Padre y sus dos hijos denunciaron en la Justicia presunto hecho de violencia policial
Un vecino del barrio Ceferino con sus dos hijos se presentó ayer en los Tribunales de Esquel para denunciar un hecho de violencia policial que habría ocurrido el último sábado en horas de la madrugada.
Carlos Arias manifestó que por causas que no se explica fueron interceptados por tres patrulleros desde donde descendió un policía que comenzó a agredir a uno de los jóvenes.
“Nosotros estábamos en el bar al momento en que mi hijo empezó a discutir con una persona y decidimos sacarlo para llevarlo a dormir a mi casa. Pero cuando nos íbamos paró un patrullero y nos preguntó que era lo que pasaba. Nosotros le dijimos que no pasaba nada, que estábamos llevando a dormir a mi hijo. Nos dijeron que podíamos irnos tranquilos, pero después aparecieron tres patrulleros y uno de los policías se bajó le pegó a mi hijo”, dijo ayer desde la puerta de la Fiscalía.

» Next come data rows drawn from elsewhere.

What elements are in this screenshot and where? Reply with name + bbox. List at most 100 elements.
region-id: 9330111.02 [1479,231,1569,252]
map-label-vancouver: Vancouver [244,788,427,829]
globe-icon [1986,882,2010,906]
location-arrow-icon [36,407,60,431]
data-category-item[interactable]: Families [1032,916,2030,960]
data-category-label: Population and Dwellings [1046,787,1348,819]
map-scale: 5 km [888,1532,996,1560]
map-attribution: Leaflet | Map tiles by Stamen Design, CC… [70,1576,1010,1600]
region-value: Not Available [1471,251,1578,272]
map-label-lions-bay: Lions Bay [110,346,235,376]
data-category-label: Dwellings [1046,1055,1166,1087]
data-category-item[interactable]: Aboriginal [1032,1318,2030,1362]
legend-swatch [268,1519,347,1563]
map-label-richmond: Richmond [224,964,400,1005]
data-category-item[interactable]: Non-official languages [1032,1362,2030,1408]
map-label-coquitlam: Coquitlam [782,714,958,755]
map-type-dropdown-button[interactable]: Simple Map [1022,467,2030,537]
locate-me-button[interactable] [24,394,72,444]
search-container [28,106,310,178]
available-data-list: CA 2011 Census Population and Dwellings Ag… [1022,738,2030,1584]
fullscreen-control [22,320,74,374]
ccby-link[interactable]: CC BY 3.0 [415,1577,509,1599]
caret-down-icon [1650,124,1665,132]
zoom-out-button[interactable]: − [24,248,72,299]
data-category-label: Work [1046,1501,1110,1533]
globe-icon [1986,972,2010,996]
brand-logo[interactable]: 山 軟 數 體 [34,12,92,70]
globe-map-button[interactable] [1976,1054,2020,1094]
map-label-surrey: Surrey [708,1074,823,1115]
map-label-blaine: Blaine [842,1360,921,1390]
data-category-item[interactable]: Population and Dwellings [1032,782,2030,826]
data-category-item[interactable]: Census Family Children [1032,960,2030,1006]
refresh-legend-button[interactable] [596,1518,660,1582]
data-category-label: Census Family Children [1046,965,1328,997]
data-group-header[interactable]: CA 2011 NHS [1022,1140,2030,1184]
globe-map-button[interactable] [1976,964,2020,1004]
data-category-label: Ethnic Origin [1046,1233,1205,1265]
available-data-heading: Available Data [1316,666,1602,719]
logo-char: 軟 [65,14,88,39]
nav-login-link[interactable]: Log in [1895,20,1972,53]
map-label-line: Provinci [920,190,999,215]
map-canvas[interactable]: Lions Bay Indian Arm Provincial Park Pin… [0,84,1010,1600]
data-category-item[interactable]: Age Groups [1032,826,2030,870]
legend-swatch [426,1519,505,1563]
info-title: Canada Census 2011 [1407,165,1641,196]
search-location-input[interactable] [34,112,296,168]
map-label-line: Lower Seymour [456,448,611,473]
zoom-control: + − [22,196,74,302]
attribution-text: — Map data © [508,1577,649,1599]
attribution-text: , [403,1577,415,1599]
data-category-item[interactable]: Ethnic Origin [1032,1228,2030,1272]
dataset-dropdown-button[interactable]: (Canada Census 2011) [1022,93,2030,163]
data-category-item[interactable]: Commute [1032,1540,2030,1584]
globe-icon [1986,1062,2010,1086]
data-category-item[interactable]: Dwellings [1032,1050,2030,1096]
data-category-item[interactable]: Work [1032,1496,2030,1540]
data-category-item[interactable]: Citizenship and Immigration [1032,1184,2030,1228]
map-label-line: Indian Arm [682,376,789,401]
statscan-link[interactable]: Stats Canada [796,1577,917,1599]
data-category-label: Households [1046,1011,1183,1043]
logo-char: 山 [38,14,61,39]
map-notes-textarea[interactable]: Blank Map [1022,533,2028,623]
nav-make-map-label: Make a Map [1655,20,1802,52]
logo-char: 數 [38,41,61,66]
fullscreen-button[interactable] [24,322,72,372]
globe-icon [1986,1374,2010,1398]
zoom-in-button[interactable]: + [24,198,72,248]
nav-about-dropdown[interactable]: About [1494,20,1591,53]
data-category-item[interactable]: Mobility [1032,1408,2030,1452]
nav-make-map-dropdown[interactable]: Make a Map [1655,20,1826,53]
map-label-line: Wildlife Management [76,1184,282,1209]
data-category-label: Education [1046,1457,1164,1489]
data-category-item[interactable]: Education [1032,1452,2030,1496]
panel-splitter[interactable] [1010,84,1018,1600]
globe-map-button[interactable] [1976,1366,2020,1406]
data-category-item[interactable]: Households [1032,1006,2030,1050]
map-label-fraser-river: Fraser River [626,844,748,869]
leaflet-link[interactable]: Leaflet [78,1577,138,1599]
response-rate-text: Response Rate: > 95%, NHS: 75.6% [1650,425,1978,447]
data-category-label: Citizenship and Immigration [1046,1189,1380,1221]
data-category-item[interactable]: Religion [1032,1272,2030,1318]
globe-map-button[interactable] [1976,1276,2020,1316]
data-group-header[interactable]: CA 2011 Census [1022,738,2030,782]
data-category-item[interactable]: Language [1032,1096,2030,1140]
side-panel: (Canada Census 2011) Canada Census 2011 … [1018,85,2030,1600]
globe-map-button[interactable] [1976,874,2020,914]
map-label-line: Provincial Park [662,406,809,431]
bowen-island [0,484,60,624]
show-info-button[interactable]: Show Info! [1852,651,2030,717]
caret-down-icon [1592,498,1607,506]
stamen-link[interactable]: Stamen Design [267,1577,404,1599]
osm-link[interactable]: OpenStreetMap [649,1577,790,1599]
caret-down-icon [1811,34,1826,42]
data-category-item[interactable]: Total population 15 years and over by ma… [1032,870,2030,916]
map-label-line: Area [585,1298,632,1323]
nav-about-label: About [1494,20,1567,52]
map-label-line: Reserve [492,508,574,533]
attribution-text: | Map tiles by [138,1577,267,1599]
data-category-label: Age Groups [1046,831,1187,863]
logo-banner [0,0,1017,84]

Arias reconoció que “cuando le pegaron a mi hijo se armó el lío, ahí los policías empezaron a tirar tiros de goma. A mí me pegaron 6 tiros, en la pierna, mano y un cachiporrazo en la cara. A uno de mis hijos le pegaron en la cabeza, dispararon dos tiros de arma de fuego, y el otro de mis hijos sufrió las heridas de los disparos con bala de goma”.
Aclaró que “nosotros no nos habíamos peleado en el bar. Apenas empezó la discusión nos fuimos. Por eso hoy (por ayer) decidimos venir a la fiscalía para denunciar que fuimos atacados por la policía. No sabemos que era lo que querían, pero sí que nos buscaron y después le pegaron a mi hijo. Eran varios los policías con los que nos peleamos y queremos que investiguen quienes son los policías que le dispararon a mi hijo. Ya estuvimos en el hospital y tenemos las pruebas. Estoy bien, pero el que no esta bien es mi hijo que sufrió 18 balazos de goma”.

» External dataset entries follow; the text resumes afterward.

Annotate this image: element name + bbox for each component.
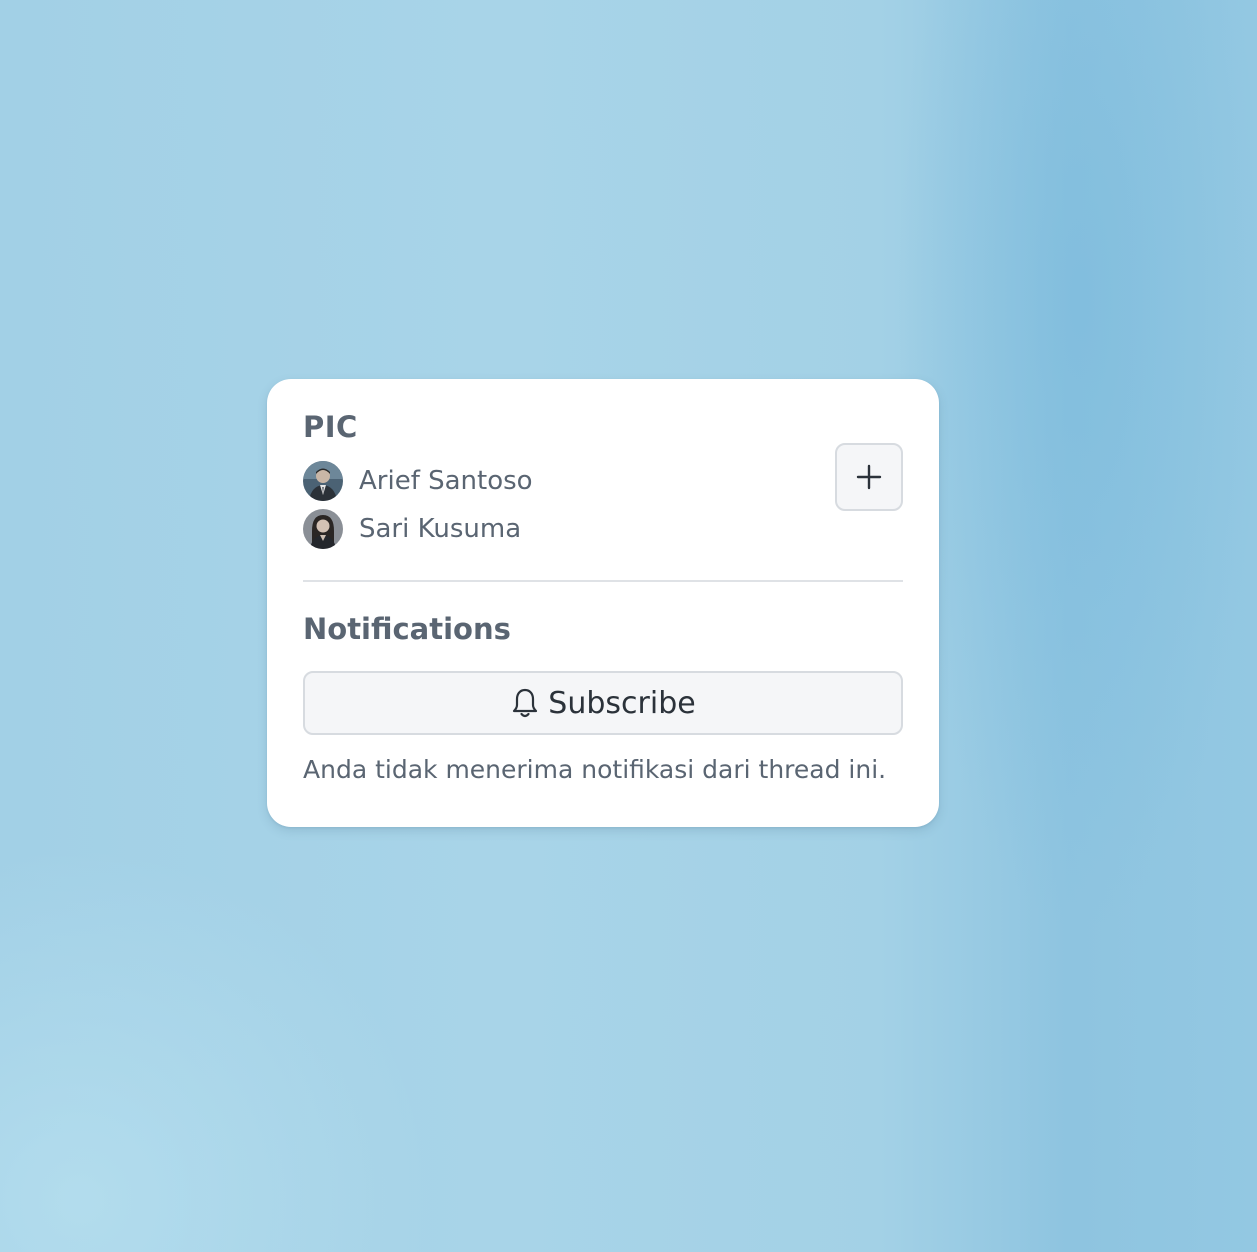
avatar: [303, 509, 343, 549]
add-assignee-button[interactable]: [835, 443, 903, 511]
notifications-heading: Notifications: [303, 612, 511, 646]
assignee-name: Arief Santoso: [359, 466, 533, 496]
avatar: [303, 461, 343, 501]
subscribe-label: Subscribe: [548, 685, 696, 721]
assignee-item[interactable]: Sari Kusuma: [303, 509, 521, 549]
pic-heading: PIC: [303, 410, 358, 444]
notification-status-text: Anda tidak menerima notifikasi dari thre…: [303, 755, 887, 784]
bell-icon: [513, 688, 538, 718]
section-divider: [303, 580, 903, 582]
subscribe-button[interactable]: Subscribe: [303, 671, 903, 735]
sidebar-card: PIC Arief Santoso Sari Kusuma Notificati…: [267, 379, 939, 827]
assignee-name: Sari Kusuma: [359, 514, 522, 544]
assignee-item[interactable]: Arief Santoso: [303, 461, 533, 501]
plus-icon: [856, 464, 882, 490]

Claudia Nahuelquir, quien participó ayer de la presentación de la denuncia, hizo hincapié en que “mis hijos no tienen causa en la policía y dicen que los chicos buscaron pelea pero no fue así, los policías los enfrentaron, y no entendemos porque fueron a pegarle a mi hijo. Le dejaron la pierna imposible de tantas balas y no entiendo porqué la policía tiene que actuar así, con tanta violencia”.
La mujer advirtió que la intención es evitar que este incidente quede en el olvido. “No lo voy a dejar así porque dejaron marcado a mi hijo y ahora no voy a permitir que hagan justicia por su propia mano”.
“A QUEMARROPA”
Antonio Guillermo Arias mostró en la charla los hasta 18 impactos de bala de goma que sufrió en el marco del procedimiento policial desplegado el sábado a la madrugada.

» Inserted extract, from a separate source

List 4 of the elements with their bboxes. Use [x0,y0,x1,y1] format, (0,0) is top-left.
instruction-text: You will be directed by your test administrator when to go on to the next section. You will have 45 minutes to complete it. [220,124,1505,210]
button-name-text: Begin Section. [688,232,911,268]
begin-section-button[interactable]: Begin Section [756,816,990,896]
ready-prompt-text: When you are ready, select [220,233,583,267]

En este sentido coincidió con su padre en que no había motivos para ser objeto de los disparos. “Nosotros nos íbamos a casa a dormir cuando paró la policía. Un policía se bajó de uno de los tres patrulleros y directamente se fue a pegarle a mi hermano. No se porqué, pero apenas se bajo sin decir nada le pegó a mi hermano. A partir de ahí nosotros nos enojamos y salimos a defenderlo”.
Antonio manifestó que “los policías empezaron a disparar a quemarropa contra nosotros, no disparaban al piso como dijeron, dispararon a quemarropa. A mi hermano le dispararon un tiro con una bala de verdad, y menos mal que no le pegaron porque sino ahora estaríamos en el hospital”.